The legacy of David Vetter celebrated at recent Forum Luncheons

April 19, 2016

Two decades after Texas Children’s Hospital opened its doors in 1954, the hospital’s medical staff was called on to care for one of the most famous patients in the world – David Vetter, better known as “the bubble boy.”

David’s life, Texas Children’s involvement in his care and the advancements that have been made in the field of immunology, allergy and rheumatology were the topic of two recent Forums Luncheons hosted by our Office of Development to help engage current and potential donors in our mission.

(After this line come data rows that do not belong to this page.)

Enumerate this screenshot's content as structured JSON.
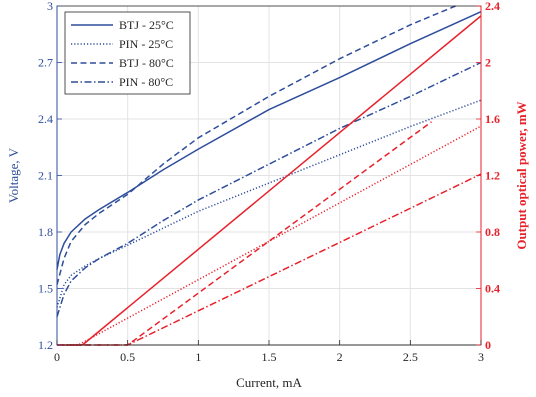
{
  "chart_data": {
    "type": "line",
    "xlabel": "Current, mA",
    "ylabel_left": "Voltage, V",
    "ylabel_right": "Output optical power, mW",
    "xlim": [
      0,
      3
    ],
    "ylim_left": [
      1.2,
      3
    ],
    "ylim_right": [
      0,
      2.4
    ],
    "x_ticks": [
      0,
      0.5,
      1,
      1.5,
      2,
      2.5,
      3
    ],
    "x_tick_labels": [
      "0",
      "0.5",
      "1",
      "1.5",
      "2",
      "2.5",
      "3"
    ],
    "y_left_ticks": [
      1.2,
      1.5,
      1.8,
      2.1,
      2.4,
      2.7,
      3
    ],
    "y_left_tick_labels": [
      "1.2",
      "1.5",
      "1.8",
      "2.1",
      "2.4",
      "2.7",
      "3"
    ],
    "y_right_ticks": [
      0,
      0.4,
      0.8,
      1.2,
      1.6,
      2,
      2.4
    ],
    "y_right_tick_labels": [
      "0",
      "0.4",
      "0.8",
      "1.2",
      "1.6",
      "2",
      "2.4"
    ],
    "grid": true,
    "legend_position": "top-left",
    "colors": {
      "voltage": "#2E4D9C",
      "power": "#E8212B",
      "axis_left": "#2E4D9C",
      "axis_right": "#E8212B",
      "grid": "#E3E3E3"
    },
    "series": [
      {
        "name": "BTJ - 25°C",
        "axis": "left",
        "style": "solid",
        "x": [
          0.0,
          0.02,
          0.05,
          0.1,
          0.2,
          0.3,
          0.5,
          0.75,
          1.0,
          1.5,
          2.0,
          2.5,
          3.0
        ],
        "y": [
          1.6,
          1.68,
          1.74,
          1.8,
          1.87,
          1.92,
          2.01,
          2.13,
          2.24,
          2.45,
          2.62,
          2.8,
          2.97
        ]
      },
      {
        "name": "PIN - 25°C",
        "axis": "left",
        "style": "dotted",
        "x": [
          0.0,
          0.05,
          0.1,
          0.2,
          0.3,
          0.5,
          0.75,
          1.0,
          1.5,
          2.0,
          2.5,
          3.0
        ],
        "y": [
          1.4,
          1.52,
          1.57,
          1.62,
          1.66,
          1.73,
          1.82,
          1.91,
          2.06,
          2.21,
          2.36,
          2.5
        ]
      },
      {
        "name": "BTJ - 80°C",
        "axis": "left",
        "style": "dashed",
        "x": [
          0.0,
          0.05,
          0.1,
          0.2,
          0.3,
          0.5,
          0.75,
          1.0,
          1.5,
          2.0,
          2.5,
          2.82
        ],
        "y": [
          1.52,
          1.66,
          1.75,
          1.84,
          1.9,
          2.0,
          2.16,
          2.3,
          2.52,
          2.72,
          2.9,
          3.0
        ]
      },
      {
        "name": "PIN - 80°C",
        "axis": "left",
        "style": "dashdot",
        "x": [
          0.0,
          0.05,
          0.1,
          0.2,
          0.3,
          0.5,
          0.75,
          1.0,
          1.5,
          2.0,
          2.5,
          3.0
        ],
        "y": [
          1.35,
          1.47,
          1.54,
          1.61,
          1.66,
          1.74,
          1.86,
          1.97,
          2.16,
          2.35,
          2.52,
          2.7
        ]
      },
      {
        "axis": "right",
        "style": "solid",
        "x": [
          0.0,
          0.18,
          3.0
        ],
        "y": [
          0.0,
          0.0,
          2.33
        ]
      },
      {
        "axis": "right",
        "style": "dotted",
        "x": [
          0.0,
          0.15,
          3.0
        ],
        "y": [
          0.0,
          0.0,
          1.55
        ]
      },
      {
        "axis": "right",
        "style": "dashed",
        "x": [
          0.0,
          0.5,
          2.65
        ],
        "y": [
          0.0,
          0.0,
          1.58
        ]
      },
      {
        "axis": "right",
        "style": "dashdot",
        "x": [
          0.0,
          0.5,
          3.0
        ],
        "y": [
          0.0,
          0.0,
          1.21
        ]
      }
    ]
  }
}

At the River Oaks event and the one held in The Woodlands, former members of David’s care team and members of David’s family described the little boy’s historic journey, which began on September 21, 1971, at Texas Children’s Hospital.

“David was born with severe combined immunodeficience or SCID,” said Dr. William Shearer, the former section chief of Allergy and Immunology. “The hereditary disease, which dramatically weakens the immune system, forced David to live in a clear sterile chamber that resembled a bubble.”

Shearer and other members of Texas Children’s medical staff, including Dr. Imelda Hanson, a physician in Immunology, Allergy and Rheumatology, cared for David until he died of Burkitt’s lymphoma on February 22, 1984, four months after receiving a bone marrow transfusion from his sister. It was later discovered that her marrow contained traces of a dormant virus – Epstein-Barr – which had been undetectable in the pre-transplant screening.

But, as former members of the boy’s medical staff explained, neither David’s life nor his death were in vain.

The dark-haired boy whose face covered magazines across the globe changed the face of immunology here at Texas Children’s and nationally, giving children born today with SCID a good chance at living a normal life. David, who would have been 40 this year, also paved the way for Texas Children’s Hospital to become an international referral center for families worldwide seeking hope and advanced, comprehensive diagnoses, treatment and care, said Physician-in-Chief Dr. Mark W. Kline.

“A few years after David’s passing in 1989, Texas Children’s Hospital was still primarily a regional hospital,” Kline said at the luncheons.” Today, we treat patients from all 50 states and about 60 countries. In fact, we are now an international referral center for some of the world’s most complex cases.”

Many of those cases are children with SCID and almost all benefit from the great strides in SCID research Shearer and Hanson have made after David’s death.

Shearer, for example, helped create the David Center at Texas Children’s Hospital. The center provides state-of-the art care and cutting-edge research for immune system diseases that make children susceptible to auto immunity and infectious diseases. Hanson works with federal and state health agencies to institute newborn screening options for children with SCID and other immune deficiency disorders in Texas and throughout the United States.

David Vetter’s mother, Carol Ann Demaret, said at the luncheons that she cannot express how much the care her son received at Texas Children’s Hospital means to her and her family.

“I am so grateful to Texas Children’s Hospital for giving my family 12 years with our son we never would have had otherwise,” she said. “I could work for the hospital for 100 years and still never repay them for that gift.”